Robustness evaluation metrics (Original Accuracy, OA; Average Robust Accuracy, ARA; Robust Loss Accuracy, RLA; Consistent Robust Accuracy, CRA), defined as

$\text{OA} = \frac{\sum_{(x,y)\in\mathcal{D}} \mathbf{1}[LM(x)=y]}{|\mathcal{D}|}$

$\text{ARA} = \frac{\sum_{(x',y')\in\mathcal{D}_r} \mathbf{1}[LM(x')=y']}{|\mathcal{D}_r|}$

$\text{RLA} = \text{OA} - \text{ARA}$

$\text{CRA} = \frac{\sum_{(x',y')\in\mathcal{D}_r} \mathbf{1}[LM(x)=y]\cdot\mathbf{1}[LM(x')=y']}{|\mathcal{D}_r|}$

quantify degradation when faced with linguistic perturbations. Some variant types—especially negative transformation and scenario refinement—are particularly adversarial. HellaSwag-Pro (Li et al., 17 Feb 2025) leverages bilinguality and question variation to probe true model robustness; performance gaps persist regardless of language and prompting strategies.

6. Compression, Distillation, and Benchmark Profiling

Recent research has focused on compressing benchmarks like HellaSwag for efficient evaluation (Kipnis et al., 4 Jul 2024, Wang et al., 12 Oct 2025, Kim et al., 23 Sep 2025):

metabench (Kipnis et al., 4 Jul 2024) applies item-response theory (e.g., 3PL model $f(\theta_j\,|\,\alpha_i) = \sigma(a_i\theta_j - \delta_i)$ , Fisher information $I_i(\theta) = a_i^2 f(\theta\,|\,\alpha_i)(1-f(\theta\,|\,\alpha_i))$ ) and cross-validated subsampling to distill HellaSwag items to <3% of total, reconstructing scores with <1.24% RMSE.
EssenceBench (Wang et al., 12 Oct 2025) uses iterative genetic algorithms and sample attribution scores to preserve model rankings (within 5%) while reducing data requirements by up to 200×.
Benchmark profiling (Kim et al., 23 Sep 2025) employs gradient-based importance scoring and targeted parameter ablation to decompose HellaSwag performance into ten cognitively grounded abilities. The Ability Impact Score (AIS):

$I_j^{(a)}(\theta) \approx |\frac{\partial L(D_a, \theta)}{\partial \theta_j} \cdot \theta_j|$

$\text{AIS}_b^{(a)} = \frac{P_b(\Theta) - P_b(\Theta^{(a)})}{P_b(\Theta) - P_b^{chance}}$

dispels the notion that HellaSwag measures “pure” commonsense; instead, a distributed ability footprint is implicated (e.g., causal reasoning, contextual recall, analogical reasoning).

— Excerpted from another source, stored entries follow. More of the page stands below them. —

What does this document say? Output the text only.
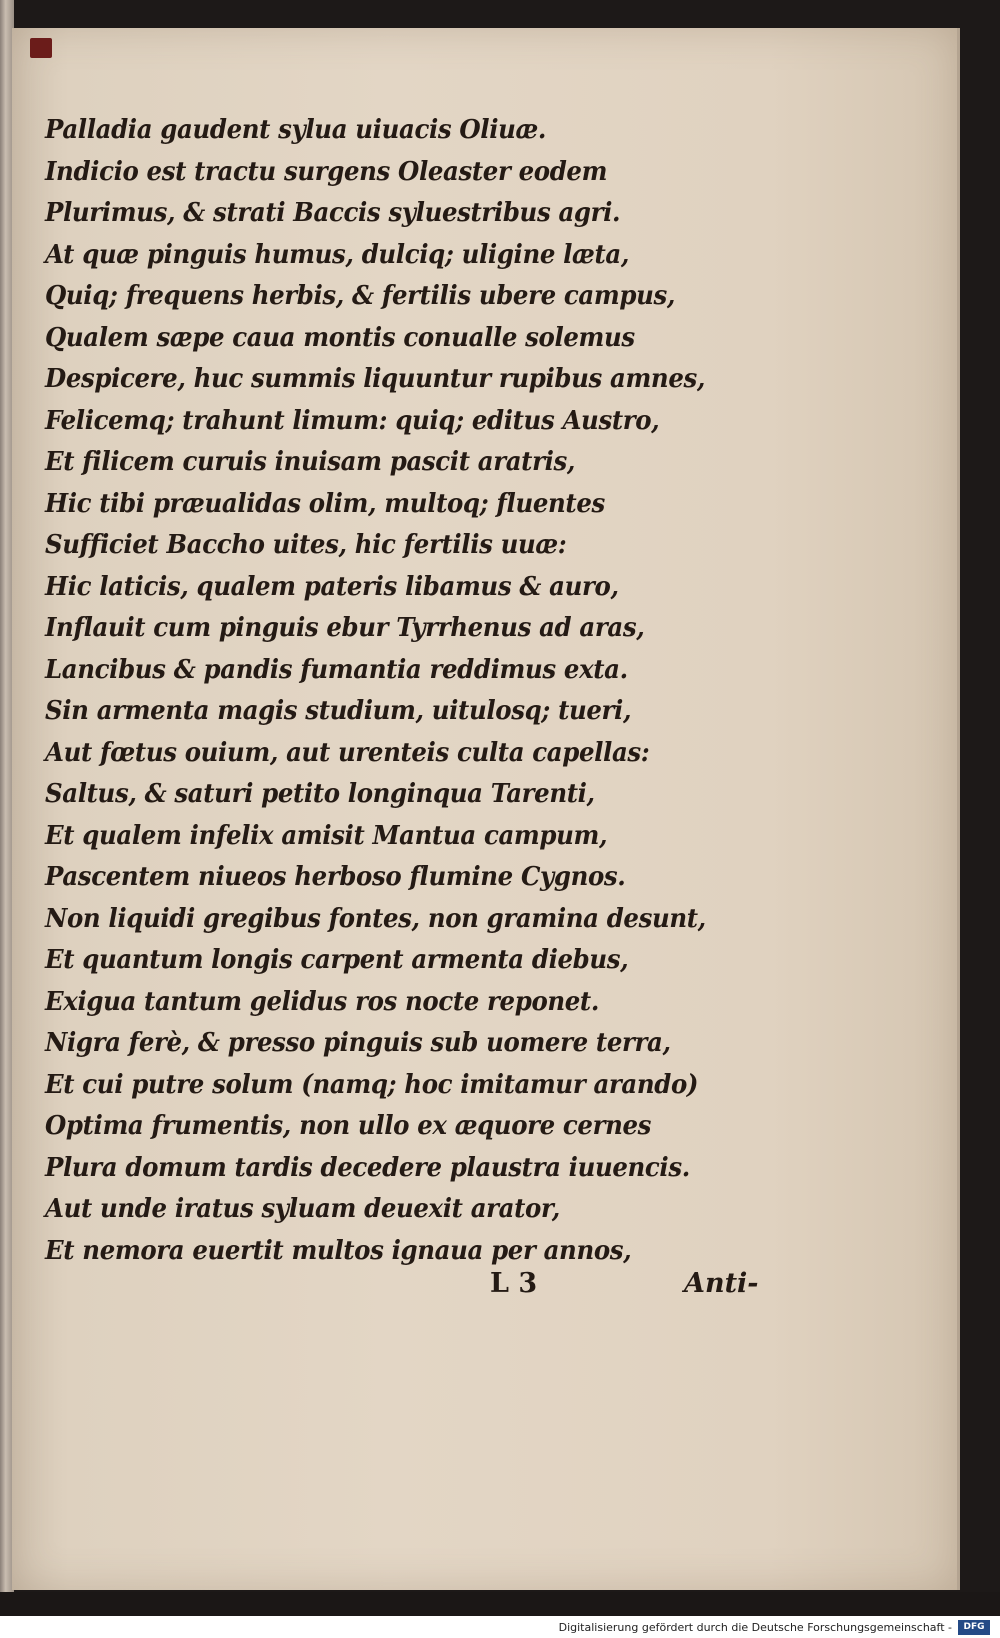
Palladia gaudent sylua uiuacis Oliuæ.
Indicio est tractu surgens Oleaster eodem
Plurimus, & strati Baccis syluestribus agri.
At quæ pinguis humus, dulciq; uligine læta,
Quiq; frequens herbis, & fertilis ubere campus,
Qualem sæpe caua montis conualle solemus
Despicere, huc summis liquuntur rupibus amnes,
Felicemq; trahunt limum: quiq; editus Austro,
Et filicem curuis inuisam pascit aratris,
Hic tibi præualidas olim, multoq; fluentes
Sufficiet Baccho uites, hic fertilis uuæ:
Hic laticis, qualem pateris libamus & auro,
Inflauit cum pinguis ebur Tyrrhenus ad aras,
Lancibus & pandis fumantia reddimus exta.
Sin armenta magis studium, uitulosq; tueri,
Aut fœtus ouium, aut urenteis culta capellas:
Saltus, & saturi petito longinqua Tarenti,
Et qualem infelix amisit Mantua campum,
Pascentem niueos herboso flumine Cygnos.
Non liquidi gregibus fontes, non gramina desunt,
Et quantum longis carpent armenta diebus,
Exigua tantum gelidus ros nocte reponet.
Nigra ferè, & presso pinguis sub uomere terra,
Et cui putre solum (namq; hoc imitamur arando)
Optima frumentis, non ullo ex æquore cernes
Plura domum tardis decedere plaustra iuuencis.
Aut unde iratus syluam deuexit arator,
Et nemora euertit multos ignaua per annos,
L 3	Anti-
Digitalisierung gefördert durch die Deutsche Forschungsgemeinschaft -	DFG
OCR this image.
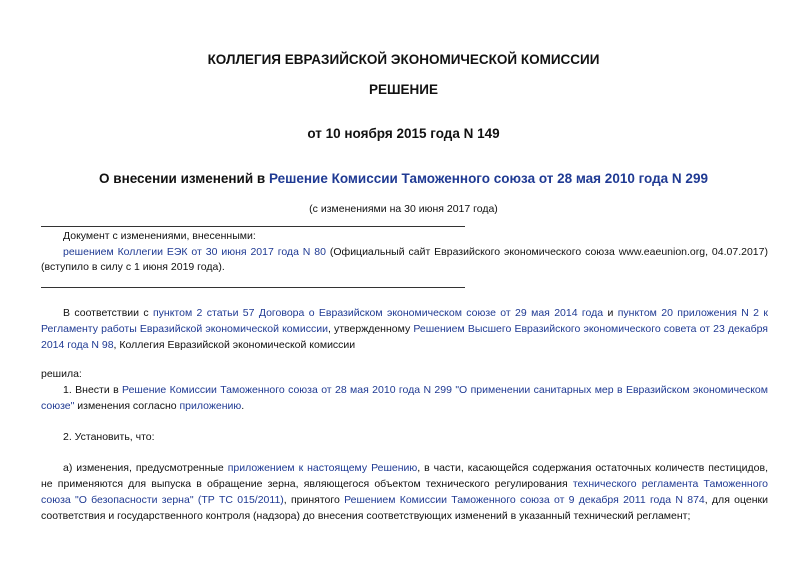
КОЛЛЕГИЯ ЕВРАЗИЙСКОЙ ЭКОНОМИЧЕСКОЙ КОМИССИИ
РЕШЕНИЕ
от 10 ноября 2015 года N 149
О внесении изменений в Решение Комиссии Таможенного союза от 28 мая 2010 года N 299
(с изменениями на 30 июня 2017 года)
Документ с изменениями, внесенными:
решением Коллегии ЕЭК от 30 июня 2017 года N 80 (Официальный сайт Евразийского экономического союза www.eaeunion.org, 04.07.2017) (вступило в силу с 1 июня 2019 года).
В соответствии с пунктом 2 статьи 57 Договора о Евразийском экономическом союзе от 29 мая 2014 года и пунктом 20 приложения N 2 к Регламенту работы Евразийской экономической комиссии, утвержденному Решением Высшего Евразийского экономического совета от 23 декабря 2014 года N 98, Коллегия Евразийской экономической комиссии
решила:
1. Внести в Решение Комиссии Таможенного союза от 28 мая 2010 года N 299 "О применении санитарных мер в Евразийском экономическом союзе" изменения согласно приложению.
2. Установить, что:
а) изменения, предусмотренные приложением к настоящему Решению, в части, касающейся содержания остаточных количеств пестицидов, не применяются для выпуска в обращение зерна, являющегося объектом технического регулирования технического регламента Таможенного союза "О безопасности зерна" (ТР ТС 015/2011), принятого Решением Комиссии Таможенного союза от 9 декабря 2011 года N 874, для оценки соответствия и государственного контроля (надзора) до внесения соответствующих изменений в указанный технический регламент;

7. Future Directions and Research Implications

The evolution of HellaSwag affirms several directions for research and evaluation:

Continued adversarial filtering is necessary to maintain the diagnostic utility of benchmarks as models improve.
Benchmark co-evolution (generating new datasets that dynamically challenge state-of-the-art architectures) serves to monitor true language understanding progress.
The community must address construct validity issues, embracing rigorous filtering and multifactorial audit protocols (e.g., GoldenSwag) to eliminate scoring artifacts.
Robustness-aware and multilingual evaluation is essential for reliable deployment in practical scenarios, avoiding overfitting to static formulations.
Compression and distillation techniques enable scalable model assessment with minimal computation, as demonstrated by metabench and EssenceBench.

HellaSwag remains a foundational diagnostic for LLM commonsense inference; however, recent studies complicate its interpretative clarity and encourage ongoing innovation in benchmark design, auditing, and data-driven robustness evaluation.